A finance ministry spokesman declined to comment.
"It is understood the government has now accepted that it will have to put public money into the banks," the Irish Independent said.
Shares in Irish banks soared after the report, reversing some of their recent heavy losses, with Anglo Irish Bank up as much as 31 percent at one stage. At 4:38 a.m. EST it was 22.7 percent higher at 1.02 euros. Bank of Ireland was up 8.5 percent at 1.01 euros.
"It's very much retail investors buying into speculation in the press today of some sort of restructuring of the Irish banks," one Dublin-based trader said, adding that institutional investors awaited detailed news of a rescue plan.
Ireland was one of the earliest to respond to the credit crunch with a guarantee for bank debt worth some 440 billion euros ($556 billion), but it has not bailed out or nationalized any banks, and they have not raised equity themselves.
The four Irish listed banks have come under increased pressure to raise their capital ratios to match those of UK peers after a state bailout there.
The finance ministry held talks with the financial regulator and the central bank on Tuesday night, a spokeswoman for the central bank said, declining to elaborate.
"The pace of something happening has stepped up a gear," said Anna Lalor, analyst at Goodbody Stockbrokers, adding that the regulator may let some of the banks raise their capital ratios gradually, or it could press for faster recapitalization.
The Irish Independent said Finance Minister Brian Lenihan had a number of options to recapitalize banks, including buying ordinary shares, preference shares or co-investing with private money.
"Market sources believe the state would prefer to buy preference shares, as this would allow it to take an annual dividend, even as banks scrap a payout to ordinary shareholders over the lifetime of the guarantee scheme," the paper said.
FOREIGN INVESTORS
Prime Minister Brian Cowen said on Tuesday the government was looking into the capital ratios of banks and their business plans, repeating that it did not rule out recapitalization as an option.
"The idea that recapitalization on its own provides the means by which increased access to lines of credit are available to business is not a comprehensive picture," Cowen said on Tuesday.
In another report, the Irish Times said the government was in discussions with a number of international investors, including several private equity firms, about injecting fresh capital into Irish banks following deep falls in their shares.

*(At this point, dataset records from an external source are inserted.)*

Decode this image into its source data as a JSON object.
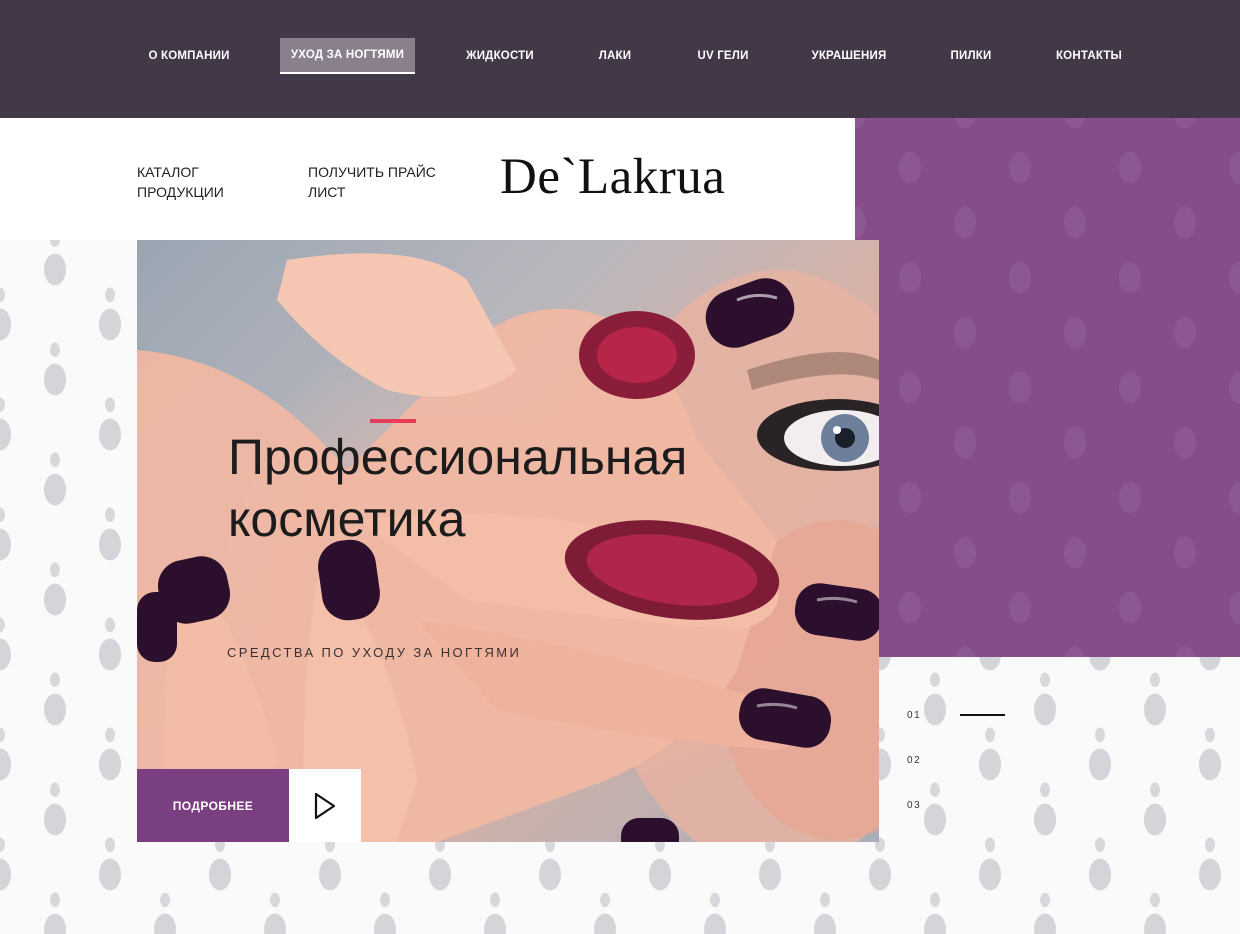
{
  "nav": {
    "items": [
      {
        "label": "О КОМПАНИИ",
        "active": false
      },
      {
        "label": "УХОД ЗА НОГТЯМИ",
        "active": true
      },
      {
        "label": "ЖИДКОСТИ",
        "active": false
      },
      {
        "label": "ЛАКИ",
        "active": false
      },
      {
        "label": "UV ГЕЛИ",
        "active": false
      },
      {
        "label": "УКРАШЕНИЯ",
        "active": false
      },
      {
        "label": "ПИЛКИ",
        "active": false
      },
      {
        "label": "КОНТАКТЫ",
        "active": false
      }
    ]
  },
  "header": {
    "catalog_label": "КАТАЛОГ ПРОДУКЦИИ",
    "price_label": "ПОЛУЧИТЬ ПРАЙС ЛИСТ",
    "logo_text": "De`Lakrua"
  },
  "hero": {
    "title_line1": "Профессиональная",
    "title_line2": "косметика",
    "subtitle": "СРЕДСТВА ПО УХОДУ ЗА НОГТЯМИ",
    "more_label": "ПОДРОБНЕЕ",
    "play_icon": "play-icon"
  },
  "pager": {
    "items": [
      "01",
      "02",
      "03"
    ],
    "active_index": 0
  },
  "colors": {
    "nav_bg": "#433847",
    "nav_active_bg": "#8a7f8d",
    "brand_purple": "#864d8c",
    "button_purple": "#7a3f80",
    "accent_red": "#e83a5a"
  }
}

Private equity investor JC Flowers has been in "tentative" contact with the government about the possibility of buying into a bank, with an investment in Bank of Ireland considered possible, the Irish Times said.
A Bank of Ireland spokeswoman said it did not comment on speculation. Spokesmen for JC Flowers in London were not immediately available for comment.
Last week Bank of Ireland Chief Executive Brian Goggin said he could not rule out raising equity, but it was not on the agenda at that moment.
The government has also received other approaches from Europe and the Middle East about private investment in the banks, the Irish Times said.